Meer oog voor de gemeenschap
Spee heeft in die veertig jaar de maatschappij zien veranderen. Ja, het mag duidelijk zijn, er gaan steeds minder mensen naar de kerk. Daarnaast is de samenleving egoïstischer geworden, constateert hij. “Vroeger hadden de mensen veel meer oog voor de gemeenschap waarin ze leefden. Iets wat je overigens terugzag in de afgelopen coronaperiode, toen mensen weer op elkaar aangewezen waren. Neem bijvoorbeeld de binnenstad, waar ondernemers op allerlei manieren gingen samenwerken, steun bij elkaar zochten. Ik hoop dat dat blijft.”
Heilige Communie
Dat door de afgenomen kerkgang kerkgebouwen gesloten moeten worden doet hem pijn. “Het kan soms helaas niet anders. Dan kun je zo’n kerkgebouw beter een andere functie geven zodat het wel kan blijven bestaan.” Waar de kerk lange tijd op bepaalde momenten een rol in het leven van mensen speelde, is dat eveneens minder geworden, zegt Spee. “Neem de Heilige Communie. Jaren geleden deden een of twee leerlingen er niet aan mee. Tegenwoordig het merendeel niet. Het dopen van kinderen, ja, dat gebeurt nog wel regelmatig. En huwelijken. Maar voor de rest is voor veel mensen de band met de kerk steeds verder verwaterd.”
Historie
Dan tot slot nog even naar de mens achter de pastoor en deken.

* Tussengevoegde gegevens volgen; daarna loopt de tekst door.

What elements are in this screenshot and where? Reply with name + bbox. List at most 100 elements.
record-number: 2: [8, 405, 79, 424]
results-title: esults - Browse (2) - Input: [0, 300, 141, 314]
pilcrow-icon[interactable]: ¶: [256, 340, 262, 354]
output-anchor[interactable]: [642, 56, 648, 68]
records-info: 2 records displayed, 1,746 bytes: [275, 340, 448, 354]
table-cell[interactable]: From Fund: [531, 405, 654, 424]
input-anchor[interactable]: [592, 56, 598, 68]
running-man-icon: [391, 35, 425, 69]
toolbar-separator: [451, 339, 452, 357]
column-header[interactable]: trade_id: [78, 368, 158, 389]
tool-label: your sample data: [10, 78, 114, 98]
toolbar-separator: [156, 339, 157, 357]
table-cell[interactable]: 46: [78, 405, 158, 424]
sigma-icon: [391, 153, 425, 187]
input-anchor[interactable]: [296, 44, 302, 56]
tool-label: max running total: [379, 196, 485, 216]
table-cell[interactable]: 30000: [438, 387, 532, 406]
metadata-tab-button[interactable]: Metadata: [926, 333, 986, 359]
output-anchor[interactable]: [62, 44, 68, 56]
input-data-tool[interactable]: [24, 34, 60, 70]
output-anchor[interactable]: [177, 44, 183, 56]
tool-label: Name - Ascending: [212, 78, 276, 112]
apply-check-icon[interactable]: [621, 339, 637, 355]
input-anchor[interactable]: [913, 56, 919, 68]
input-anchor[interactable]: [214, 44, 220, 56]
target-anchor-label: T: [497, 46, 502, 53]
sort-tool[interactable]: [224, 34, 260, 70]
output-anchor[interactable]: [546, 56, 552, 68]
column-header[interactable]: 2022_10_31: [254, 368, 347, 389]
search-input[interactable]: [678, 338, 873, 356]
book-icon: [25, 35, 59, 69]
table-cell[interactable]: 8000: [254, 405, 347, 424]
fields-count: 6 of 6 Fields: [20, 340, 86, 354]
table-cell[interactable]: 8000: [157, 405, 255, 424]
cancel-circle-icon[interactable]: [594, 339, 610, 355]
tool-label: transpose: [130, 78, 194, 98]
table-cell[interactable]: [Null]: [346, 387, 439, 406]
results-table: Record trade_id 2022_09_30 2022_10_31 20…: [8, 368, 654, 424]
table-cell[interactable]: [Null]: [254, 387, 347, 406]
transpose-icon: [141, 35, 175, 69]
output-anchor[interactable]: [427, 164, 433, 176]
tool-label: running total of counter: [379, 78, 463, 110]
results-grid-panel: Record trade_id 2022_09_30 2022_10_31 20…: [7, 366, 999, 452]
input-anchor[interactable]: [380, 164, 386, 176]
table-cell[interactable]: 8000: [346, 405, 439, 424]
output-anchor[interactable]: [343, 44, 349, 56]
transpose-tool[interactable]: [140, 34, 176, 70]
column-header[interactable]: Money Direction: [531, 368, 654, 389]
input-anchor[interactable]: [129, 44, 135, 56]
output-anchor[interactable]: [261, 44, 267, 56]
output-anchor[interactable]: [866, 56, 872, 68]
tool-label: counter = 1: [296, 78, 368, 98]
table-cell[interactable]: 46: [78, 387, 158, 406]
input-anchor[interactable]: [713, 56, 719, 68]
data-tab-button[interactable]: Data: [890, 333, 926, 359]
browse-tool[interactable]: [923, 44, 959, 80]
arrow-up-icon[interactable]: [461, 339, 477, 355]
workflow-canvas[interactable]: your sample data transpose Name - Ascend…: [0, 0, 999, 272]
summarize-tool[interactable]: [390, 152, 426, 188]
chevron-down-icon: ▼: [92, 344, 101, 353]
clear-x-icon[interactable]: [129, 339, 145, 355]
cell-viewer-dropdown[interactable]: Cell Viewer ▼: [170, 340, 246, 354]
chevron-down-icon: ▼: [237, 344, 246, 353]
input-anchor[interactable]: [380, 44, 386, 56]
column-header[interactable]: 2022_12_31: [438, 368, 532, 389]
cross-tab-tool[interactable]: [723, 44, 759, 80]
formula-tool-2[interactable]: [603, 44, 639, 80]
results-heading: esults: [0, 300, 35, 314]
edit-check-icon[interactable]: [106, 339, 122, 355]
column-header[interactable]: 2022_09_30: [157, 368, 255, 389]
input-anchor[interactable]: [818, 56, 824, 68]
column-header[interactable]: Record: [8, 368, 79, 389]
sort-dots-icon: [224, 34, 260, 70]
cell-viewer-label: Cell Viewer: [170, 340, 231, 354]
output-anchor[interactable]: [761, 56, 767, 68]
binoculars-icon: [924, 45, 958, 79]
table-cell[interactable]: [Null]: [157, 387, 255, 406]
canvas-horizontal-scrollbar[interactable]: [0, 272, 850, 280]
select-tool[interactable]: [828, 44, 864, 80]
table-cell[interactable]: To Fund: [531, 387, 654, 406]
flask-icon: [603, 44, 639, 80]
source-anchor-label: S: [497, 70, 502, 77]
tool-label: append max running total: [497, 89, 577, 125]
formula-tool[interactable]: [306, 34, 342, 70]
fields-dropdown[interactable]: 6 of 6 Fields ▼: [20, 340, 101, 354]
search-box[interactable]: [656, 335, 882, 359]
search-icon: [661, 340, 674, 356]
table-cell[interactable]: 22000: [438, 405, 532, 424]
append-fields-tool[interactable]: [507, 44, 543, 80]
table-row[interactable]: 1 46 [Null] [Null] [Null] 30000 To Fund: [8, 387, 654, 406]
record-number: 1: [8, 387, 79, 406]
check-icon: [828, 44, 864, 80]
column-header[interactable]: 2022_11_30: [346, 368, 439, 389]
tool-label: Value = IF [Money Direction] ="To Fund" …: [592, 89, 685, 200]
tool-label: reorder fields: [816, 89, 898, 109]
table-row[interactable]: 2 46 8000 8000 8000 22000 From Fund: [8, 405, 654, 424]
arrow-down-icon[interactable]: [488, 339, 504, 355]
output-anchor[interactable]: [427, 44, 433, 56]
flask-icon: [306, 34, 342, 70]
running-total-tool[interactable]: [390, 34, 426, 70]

Van Jos Spee is bekend dat hij veel belangstelling voor historie heeft. “Ik voel me bijvoorbeeld bevoorrecht dat ik op zo’n fraaie historische plek mag wonen. De huidige pastorie werd in 1746 gebouwd, maar het kerkelijk leven op deze plek gaat natuurlijk honderden jaren verder terug. Vind het ook bijzonder dat ik op een lijst mag staan van bijzondere voorgangers als kapelaan Jac Naus en deken Jules van Oppen.”
Achtergrond
Andere inspirerende voorbeelden zijn voor Spee Martin Luther King – “zijn strijd duurt nog steeds voort” – en Moeder Theresa. “Die heeft altijd grote indruk op me gemaakt. Gaan wonen tussen de allerarmsten. Ik weet niet of ik het zou kunnen.” En dan is er de apostel Petrus. “Die spreekt me aan omdat hij zo menselijk was, iemand met het hart op de tong. Heel anders dan Paulus, een Farizeeër die heel streng de regels volgde. Van de heiligen is daarnaast Jozef een persoon die me aanspreekt. Iemand die vooral in de achtergrond bleef. Zelf regel ik zaken ook het liefst vanuit de achtergrond.”
Basiliek
De herbegrafenis van bisschop Philippus Damianus Ludovicus van Hoensbroeck is iets waar Spee zich sterk voor heeft gemaakt. “Zowel edelman als herder die meer verdiende meer dan een anoniem graf onder de kerkvloer.” En de pastoor voltooide het traject dat de Martinuskerk de titel basiliek bezorgde. “Dat was een lang traject waar deken Van Rens al een begin mee maakte. Zelf wist ik uit betrouwbare bron dat de toenmalige bisschop Wiertz – de bisschop speelt in zo’n traject een belangrijke rol – niet zo in was voor nóg meer basilieken in Limburg. Wij hadden echter enorm veel werk gemaakt van de voorbereiding. Insteek om toch gehoord te worden was: alle basilieken van Limburg liggen in het zuiden van de provincie, één in Midden-Limburg en geen enkele in het noorden. Toen de commissie uiteindelijk bij de bisschop kwam ging hij onmiddellijk akkoord met de aanvraag. Later vertelde hij mij: ‘omdat jullie zo ongelofelijk veel werk hadden gemaakt van de voorbereiding’.” Dat Spee daarnaast wat contacten in Rome heeft, zorgde er uiteindelijk voor dat de eerst moeizame missie een succesvolle werd: de titel werd in april 2019 toegekend.
Zoekende
Laatste vraag aan deken Spee is hoe hij de toekomst van de kerk ziet. “Die is zoekende. De kerk heeft altijd een rol gehad in het contact tussen mensen. Dat moeten we op een andere manier gestalte gaan geven in een nieuw model. Lange tijd stond alleen de liturgie in een kerkgebouw centraal. Je zou dat kunnen uitbreiden met verschillende kunstvormen. Kunst is schoonheid en God vind je ook in de schoonheid van de dingen. Verder zal de kerk een meer wereldse rol moeten spelen, met aandacht voor het milieu, de gezondheid en het welzijn van mensen. Vanuit de rust en bezinning die de kerk al zolang kenmerk. Kortom, een wat meer wereldse rol dus, al zal die verandering er niet van vandaag op morgen komen.”